Jamaica Bay is located within the only national park in New York City, a place where herring gulls pirouette overhead, Canada geese sail in naval formation in quiet coves and harbor seals frolic on the shoreline.
But Jamaica Bay also is home to something far less breathtaking: abandoned boats.
At any time, scores of discarded boats — dinghies, rowboats, runabouts, even the occasional barge — litter the shores and lie submerged in its shallow water. It's a nautical junkyard, one more worry for ecologists in an area of the Gateway National Recreation Area where delicate marshes already are imperiled by rising water.
National Park Service officials say many of the boats are dumped by owners who simply don't want to deal with the hassle and cost of taking them to salvage yards. Others have simply drifted in after breaking away from their slips.
Clean-up effort ongoing
A dozen state, city and federal agencies have teamed up recently to clean up Jamaica Bay's not-so-incredible hulks, spending hours each week yanking them from the bay. But as crews pull the watercraft from the bay, more replace them.
John Daskalakis, a National Park Service district ranger, said a recent GPS survey of Jamaica Bay pinpointed about 88 wrecks and discards along the shore, of which 38 have been recovered, leaving 50 yet to be pulled out.
"That doesn't include the creeks leading into the bay," he said. "I've heard there are as many as 160, and a lot of them wind up in the creeks."
They may pose threats to the environment, to navigation, or simply spoil the experience for visitors. Some derelict craft have become hangouts for drug users, and those with engines can leak oil onto beaches or into the water, especially during storm surges, he said.
The 25,000-acre bay, flanked by John F. Kennedy International Airport and blocked from the ocean by the Rockaway Peninsula, is a key part of the Gateway National Recreation Area. About a third is set off as a national wildlife refuge, with more than 350 reported resident and migrant fliers, from hawks and herons to Monarch butterflies.
Cruising Gerritsen Creek with Capt. Bernie Schachner at the helm of his 26-foot "emergency response" boat White Cap Salvor, Daskalakis pointed out a half-dozen abandoned boats lying in weeds along the shore.

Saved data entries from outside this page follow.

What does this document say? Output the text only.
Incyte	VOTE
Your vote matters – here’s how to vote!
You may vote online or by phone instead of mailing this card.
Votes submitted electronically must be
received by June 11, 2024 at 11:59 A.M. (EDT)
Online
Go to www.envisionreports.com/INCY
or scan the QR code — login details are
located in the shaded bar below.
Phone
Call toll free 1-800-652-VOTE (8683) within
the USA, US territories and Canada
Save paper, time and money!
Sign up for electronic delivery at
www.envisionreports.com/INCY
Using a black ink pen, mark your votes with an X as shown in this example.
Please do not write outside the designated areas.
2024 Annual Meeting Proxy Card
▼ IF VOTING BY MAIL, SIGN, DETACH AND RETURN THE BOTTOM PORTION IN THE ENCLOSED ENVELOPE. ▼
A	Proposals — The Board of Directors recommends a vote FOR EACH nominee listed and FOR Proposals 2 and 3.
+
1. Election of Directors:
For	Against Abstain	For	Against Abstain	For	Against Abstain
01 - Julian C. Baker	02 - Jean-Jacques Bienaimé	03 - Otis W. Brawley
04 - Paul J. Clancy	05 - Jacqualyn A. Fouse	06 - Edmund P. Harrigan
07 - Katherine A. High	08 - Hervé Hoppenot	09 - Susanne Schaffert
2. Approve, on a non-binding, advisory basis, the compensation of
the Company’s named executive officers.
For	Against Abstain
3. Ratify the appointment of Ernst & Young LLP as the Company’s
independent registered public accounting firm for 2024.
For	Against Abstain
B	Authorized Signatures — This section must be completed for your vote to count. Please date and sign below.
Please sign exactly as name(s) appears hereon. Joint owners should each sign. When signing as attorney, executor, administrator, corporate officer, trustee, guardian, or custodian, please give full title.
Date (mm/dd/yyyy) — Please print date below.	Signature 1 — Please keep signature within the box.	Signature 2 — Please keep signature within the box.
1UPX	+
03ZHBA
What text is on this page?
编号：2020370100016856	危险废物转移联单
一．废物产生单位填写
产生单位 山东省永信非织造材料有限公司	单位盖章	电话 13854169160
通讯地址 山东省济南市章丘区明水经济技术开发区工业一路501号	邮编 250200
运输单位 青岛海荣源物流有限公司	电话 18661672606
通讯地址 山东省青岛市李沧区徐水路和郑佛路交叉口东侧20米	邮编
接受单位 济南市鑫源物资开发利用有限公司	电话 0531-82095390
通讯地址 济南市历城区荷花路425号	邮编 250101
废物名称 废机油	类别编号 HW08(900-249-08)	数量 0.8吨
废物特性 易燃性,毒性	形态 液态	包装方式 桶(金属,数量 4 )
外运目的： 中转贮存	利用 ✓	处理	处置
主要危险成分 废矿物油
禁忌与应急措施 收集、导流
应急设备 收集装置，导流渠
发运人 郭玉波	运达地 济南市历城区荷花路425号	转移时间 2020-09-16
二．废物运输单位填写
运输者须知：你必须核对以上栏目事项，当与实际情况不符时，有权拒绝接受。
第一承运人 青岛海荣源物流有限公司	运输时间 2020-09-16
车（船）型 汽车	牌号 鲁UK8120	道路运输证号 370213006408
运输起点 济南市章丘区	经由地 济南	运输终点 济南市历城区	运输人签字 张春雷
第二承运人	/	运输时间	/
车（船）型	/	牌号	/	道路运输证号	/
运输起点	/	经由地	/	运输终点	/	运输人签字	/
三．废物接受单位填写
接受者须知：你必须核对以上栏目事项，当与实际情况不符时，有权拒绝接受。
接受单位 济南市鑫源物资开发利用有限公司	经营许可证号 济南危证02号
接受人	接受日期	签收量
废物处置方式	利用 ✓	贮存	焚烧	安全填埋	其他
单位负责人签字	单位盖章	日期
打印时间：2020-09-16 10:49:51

Up ahead, Schachner's brother and business partner, Capt. Jack Schachner, maneuvered another launch so his crewman could attach a line to a shabby motorboat on the beach.
Tracking down owners
The pair pulled the derelict free, lashed it to the side of the launch to keep it from sinking, and headed for a seaplane ramp at Floyd Bennett Field, where a Sanitation Department front-loader waited to drag it ashore.
Some people try to avoid getting caught by removing the identification number on the hull, but Jack Schachner radioed that the recovered boat still had numbers, which would enable officials to track down the former owner and bill him for the salvage. The towing alone would run $2,500, Bernie Schachner said. In addition, the owner might be fined for abandoning the boat rather than disposing of it legally. Owners are also assessed for any costs of cleaning up pollution.
Some try to sink boats by loading them with sand or drilling holes in the hull. "You have to patch the holes before you can pull them out," said Bernie Schachner.
One large boat found on shore was so firmly ensconced in underbrush that it took 40 Marine Corps reservists to lift it out.
But if birds nest in a derelict boat and there is no environmental issue, the craft is left in place. "We don't disturb habitat," Daskalakis said
That rule also applied last winter when a group of harbor seals "took over a boat and were resting on it," he said. "We left it alone."